Many of you will have engaged with your employees already on their experience of adapting to pandemic ways of working, perhaps through an engagement survey. The downside of the survey approach is that we see only through the lens of individual employees. We can collate the results and draw conclusions, but we will miss the opportunity to synthesize, collaborate, and innovate based on multiple perspectives. That’s where the real value sits. It is in the debate that challenges our assumptions, shifts our perspective, and fires our curiosity about what could be.
How to Prepare for Disruption
So to prepare for the crises to come, we must invest in the human systems that make us resilient in the face of change. That means we must think of our organizations as something akin to a murmuration of starlings, held together by constant and effortless communication, allowing us to shift and flex in response to our changing environment. We see the facilitator role as key to that—not just once at a “return to the office” event but as a normal part of the way we engage with employees and teams on an ongoing basis.
How many really strong facilitators does your organization have? By that, we mean people with the ability to design great interactions, the knowledge to anchor the process, and the confidence to provide challenge, to even a senior audience. Few organizations acknowledge the value of the role in day-to-day operations, let alone factoring it into training budgets and programs—a significant missed opportunity.

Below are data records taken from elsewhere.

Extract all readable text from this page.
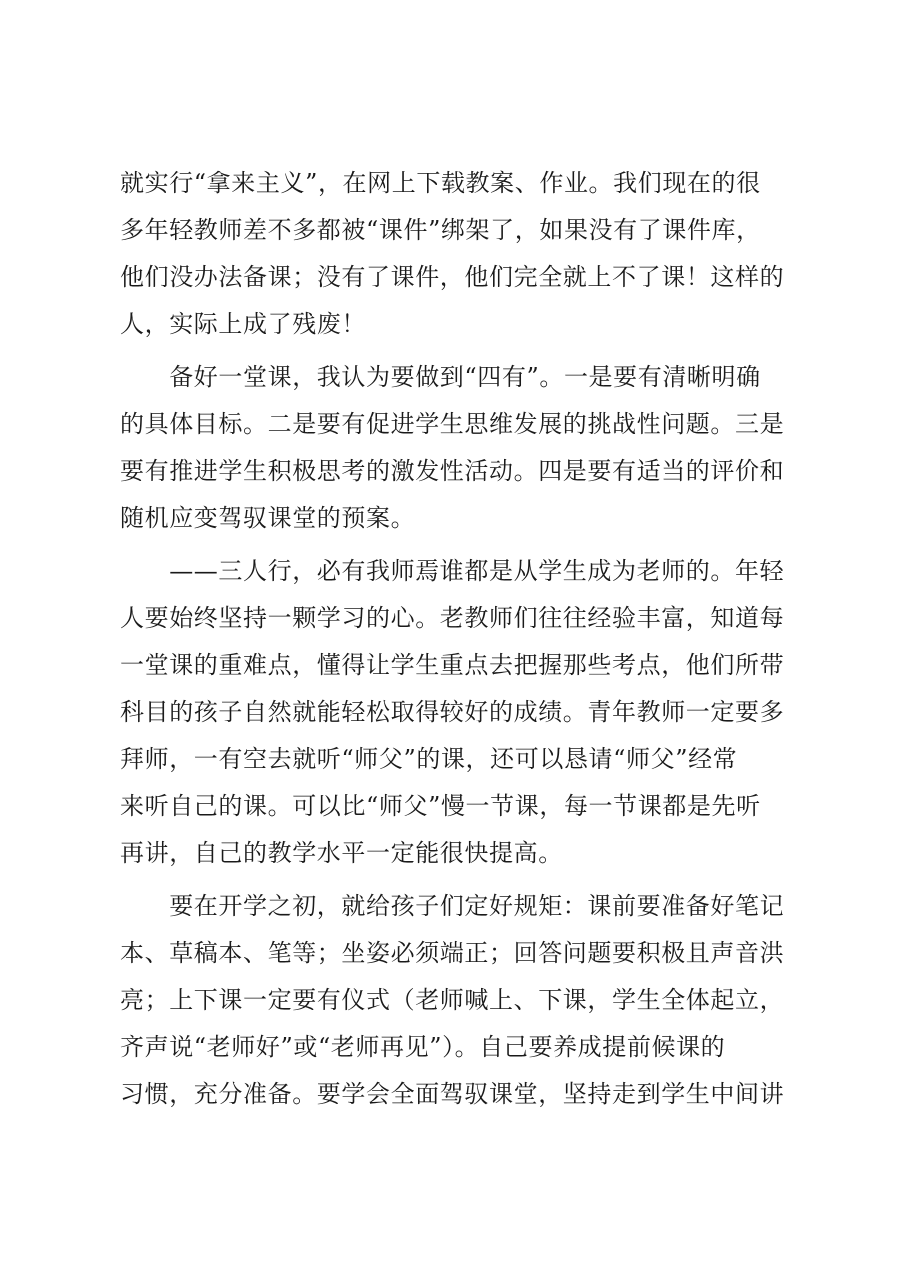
就实行“拿来主义”，在网上下载教案、作业。我们现在的很
多年轻教师差不多都被“课件”绑架了，如果没有了课件库，
他们没办法备课；没有了课件，他们完全就上不了课！这样的
人，实际上成了残废！
　　备好一堂课，我认为要做到“四有”。一是要有清晰明确
的具体目标。二是要有促进学生思维发展的挑战性问题。三是
要有推进学生积极思考的激发性活动。四是要有适当的评价和
随机应变驾驭课堂的预案。
　　——三人行，必有我师焉谁都是从学生成为老师的。年轻
人要始终坚持一颗学习的心。老教师们往往经验丰富，知道每
一堂课的重难点，懂得让学生重点去把握那些考点，他们所带
科目的孩子自然就能轻松取得较好的成绩。青年教师一定要多
拜师，一有空去就听“师父”的课，还可以恳请“师父”经常
来听自己的课。可以比“师父”慢一节课，每一节课都是先听
再讲，自己的教学水平一定能很快提高。
　　要在开学之初，就给孩子们定好规矩：课前要准备好笔记
本、草稿本、笔等；坐姿必须端正；回答问题要积极且声音洪
亮；上下课一定要有仪式（老师喊上、下课，学生全体起立，
齐声说“老师好”或“老师再见”）。自己要养成提前候课的
习惯，充分准备。要学会全面驾驭课堂，坚持走到学生中间讲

Looking ahead, our disrupted future presents us with an ever-growing range of complex global challenges to which there are no simple or quick solutions. No individual person, team, or organization holds all of the answers, so we must dig deep to find the will and the energy to collaborate at all levels and across all disciplines.
Whether we’re employers or employees, we have a clear choice to make. We can hope that what we have in our toolkit is enough, or we can take this opportunity to invest in the capabilities that will enable us to survive and thrive in a disrupted world. The prize is something we see too infrequently—a truly sustainable path to stakeholder and shareholder survival.